Les techniques moléculaires sont une alternative très intéressante de plusieurs points de vue. Tout d’abord parce qu’elles sont plus sensibles [6, 7, 9-11] : malgré un petit échantillonnage, tous les pathogènes retrouvés par les méthodes conventionnelles ont bien été détectés par le BD MAX™ et très peu de résultats invalides ont été enregistrés (0% pour EEBP, 0% pour EVP et 10% pour EPP). Au total, 15 entéropathogènes (19%) ont été retrouvés en plus (dont 9 bactéries (26%) pour EEBP et 4 virus (22%) pour EVP). Les performances des panels entériques du BD MAX™ ont déjà été largement décrites dans la littérature [12 à 17].

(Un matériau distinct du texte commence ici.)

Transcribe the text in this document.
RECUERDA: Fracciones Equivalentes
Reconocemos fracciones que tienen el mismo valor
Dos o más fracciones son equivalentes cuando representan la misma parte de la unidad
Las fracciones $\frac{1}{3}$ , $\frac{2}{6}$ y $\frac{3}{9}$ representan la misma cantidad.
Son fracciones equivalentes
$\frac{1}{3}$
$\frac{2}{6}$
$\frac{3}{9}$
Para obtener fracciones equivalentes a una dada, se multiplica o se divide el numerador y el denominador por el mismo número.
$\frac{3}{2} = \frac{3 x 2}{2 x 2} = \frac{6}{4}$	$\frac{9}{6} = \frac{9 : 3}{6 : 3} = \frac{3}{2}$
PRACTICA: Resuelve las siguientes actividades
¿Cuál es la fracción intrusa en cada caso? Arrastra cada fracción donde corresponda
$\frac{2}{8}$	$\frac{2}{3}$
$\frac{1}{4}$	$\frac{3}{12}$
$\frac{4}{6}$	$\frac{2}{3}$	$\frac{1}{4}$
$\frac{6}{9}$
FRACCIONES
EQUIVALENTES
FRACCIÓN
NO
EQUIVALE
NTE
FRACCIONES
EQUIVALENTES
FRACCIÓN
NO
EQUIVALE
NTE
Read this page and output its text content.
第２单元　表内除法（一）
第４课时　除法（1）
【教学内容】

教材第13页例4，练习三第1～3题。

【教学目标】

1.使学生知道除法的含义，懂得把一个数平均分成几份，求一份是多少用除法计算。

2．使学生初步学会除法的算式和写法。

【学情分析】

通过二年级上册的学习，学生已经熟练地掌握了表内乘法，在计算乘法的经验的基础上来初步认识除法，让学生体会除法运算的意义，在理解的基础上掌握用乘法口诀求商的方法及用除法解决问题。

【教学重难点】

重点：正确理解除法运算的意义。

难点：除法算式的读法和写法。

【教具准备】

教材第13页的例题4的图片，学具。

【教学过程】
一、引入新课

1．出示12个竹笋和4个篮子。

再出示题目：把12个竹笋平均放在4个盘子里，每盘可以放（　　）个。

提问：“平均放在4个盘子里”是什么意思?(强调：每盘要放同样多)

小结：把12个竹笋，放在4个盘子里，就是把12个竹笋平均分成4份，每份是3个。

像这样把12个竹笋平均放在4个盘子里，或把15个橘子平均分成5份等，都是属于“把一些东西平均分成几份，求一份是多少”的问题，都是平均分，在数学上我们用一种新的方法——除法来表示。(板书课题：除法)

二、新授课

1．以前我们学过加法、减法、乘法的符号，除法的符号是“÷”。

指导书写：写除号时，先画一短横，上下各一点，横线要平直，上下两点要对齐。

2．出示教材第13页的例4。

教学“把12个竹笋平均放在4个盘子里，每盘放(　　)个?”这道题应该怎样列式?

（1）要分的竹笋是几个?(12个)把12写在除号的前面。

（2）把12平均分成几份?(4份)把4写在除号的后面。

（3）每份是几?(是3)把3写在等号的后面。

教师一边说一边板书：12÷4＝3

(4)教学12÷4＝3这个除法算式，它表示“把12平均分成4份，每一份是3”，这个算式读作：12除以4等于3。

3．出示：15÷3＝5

Cependant, une sensibilité augmentée mène à une détection de charge bactérienne plus faible ainsi qu’à la détection de plusieurs pathogènes dans un même échantillon. Devant ces co-infections et des valeurs de Cycle threshold (Ct) élevées, on ne doit pas perdre de vue l’éventualité d’un portage asymptomatique (p. ex. Salmonella spp.) [18].
Un autre aspect important est le temps de rendu des résultats, qui peut aller jusqu’à 96 heures avec les cultures conventionnelles, et qui se voit drastiquement diminué avec les techniques moléculaires, ce qui permet une meilleure prise en charge du patient, une prescription antibiotique plus raisonnée et une meilleure gestion de prévention de transmission d’infection.
Le panel parasitaire présente, quant à lui, un avantage plus limité par rapport aux techniques immunochromatographiques (présentant une bonne sensibilité [11], plus rapides et moins coûteuses) au vu de la rareté de l’isolement de E. histolytica dans la pratique quotidienne.
Contrairement au panel parasitaire, le panel viral est plus intéressant car il permet de détecter, en plus du Rotavirus et de l’Adénovirus, le Norovirus pour lequel la technique immunochromatographique ne présente pas de bonnes performances et pour la recherche duquel une méthode de biologie moléculaire est nécessaire [19, 20].
En conclusion, bien que l’approche moléculaire présente quelques inconvénients et nécessite un investissement financier important pour le laboratoire, les panels entériques du BD MAX™ semblent pouvoir occuper une place intéressante dans un laboratoire de microbiologie de routine pour diminuer le temps de rendu des résultats, faciliter le flux analytique (travail par batch) et permettre une meilleure prise en charge des patients.
Recommandations pratiques
- Techniques moléculaires : alternative intéressante mais interprétation des résultats pouvant être compliquée.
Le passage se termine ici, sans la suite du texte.